13 Februari 2010
Kalian sedang sibuk menyiapkan coklat valentine. Atau gaun pink. Atau tempat kencan untuk candlelight dinner. Mungkin sedang menyusun kalimat untuk menyatakan cinta pada seseorang. Begitulah pasti.
Dan saya?
...........
Hujan turun deras sekali. Tidak berhenti sejak kami tiba sore itu. Saya masih pusing. Sisa-sisa mabuk darat dalam perjalanan ketika datang. Ya, saya muntah di depan kantor Kodim ketika kami singgah sebentar untuk melaporkan jumlah bantuan yang kami bawa.
Sial! Tidak biasanya saya lemah begini!
"Kamu lagi dimana?" Pesan pendek dari seorang teman masuk begitu ada jangkauan sinyal.
"Di atas gunung." Tulis saya singkat.
Ya. Saya di atas gunung. Terguncang-guncang dalam ford ranger yang dikemudikan seorang teman. Ini adalah lima jam perjalanan off road paling merana dalam hidup saya.
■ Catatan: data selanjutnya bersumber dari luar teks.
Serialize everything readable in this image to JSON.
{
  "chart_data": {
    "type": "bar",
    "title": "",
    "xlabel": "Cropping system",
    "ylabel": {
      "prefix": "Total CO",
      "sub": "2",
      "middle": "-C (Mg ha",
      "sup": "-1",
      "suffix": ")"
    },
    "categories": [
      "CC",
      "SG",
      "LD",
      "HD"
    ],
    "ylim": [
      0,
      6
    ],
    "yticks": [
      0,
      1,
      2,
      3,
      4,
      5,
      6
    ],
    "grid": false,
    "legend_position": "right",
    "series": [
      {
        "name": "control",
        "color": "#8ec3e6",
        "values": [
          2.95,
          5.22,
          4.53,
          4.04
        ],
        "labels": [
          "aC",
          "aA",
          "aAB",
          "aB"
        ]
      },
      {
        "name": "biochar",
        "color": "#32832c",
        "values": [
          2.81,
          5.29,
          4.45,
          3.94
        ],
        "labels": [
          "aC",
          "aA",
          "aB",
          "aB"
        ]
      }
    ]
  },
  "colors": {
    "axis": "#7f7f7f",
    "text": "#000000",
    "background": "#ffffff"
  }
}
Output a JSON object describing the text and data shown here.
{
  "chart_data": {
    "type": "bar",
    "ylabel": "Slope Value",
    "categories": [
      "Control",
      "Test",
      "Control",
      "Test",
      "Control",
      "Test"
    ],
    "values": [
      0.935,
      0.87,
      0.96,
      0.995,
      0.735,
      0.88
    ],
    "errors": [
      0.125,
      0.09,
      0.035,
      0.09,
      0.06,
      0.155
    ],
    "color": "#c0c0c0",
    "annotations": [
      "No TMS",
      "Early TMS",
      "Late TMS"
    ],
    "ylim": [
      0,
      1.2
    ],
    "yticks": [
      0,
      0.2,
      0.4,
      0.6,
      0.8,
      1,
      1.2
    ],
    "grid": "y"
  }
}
Jalan yang kami lalui adalah jalan peninggalan zaman kolonial. Dulu, kawasan pegunungan itu merupakan kawasan perkebunan milik Perancis. Bayangkanlah jalan sempit berkelok-kelok curam yang melingkari gunung, diapit tebing curam yang rawan longsor dan jurang yang amat dalam. Yang bahkan kabut pun melayang di bawah sana, bukan di atas kami. Karena posisi kami lebih tinggi dari kabut itu sendiri.
Saat itu baru separuh jalan. Tiga jam sudah berlalu sejak rombongan kami berangkat dari kota. Dua jam lagi, kata teman-teman satu tim. Gila, pikir saya. Lima jam perjalanan padahal masih di kabupaten yang sama!
Kami ngebut. Berpacu dengan hujan dan kecemasan akan bahaya longsor. Di beberapa tempat, bahkan jalan yang kami lalui sudah tinggal separuh. Bekas-bekas longsor beberapa hari sebelumnya masih tampak. Tanah dan bebatuan berserakan, tergilas ban. Membuat kami terguncang-guncang dalam mobil masing-masing. Rasanya? Jangan tanya. Seolah-olah kami mau dijadikan milkshake.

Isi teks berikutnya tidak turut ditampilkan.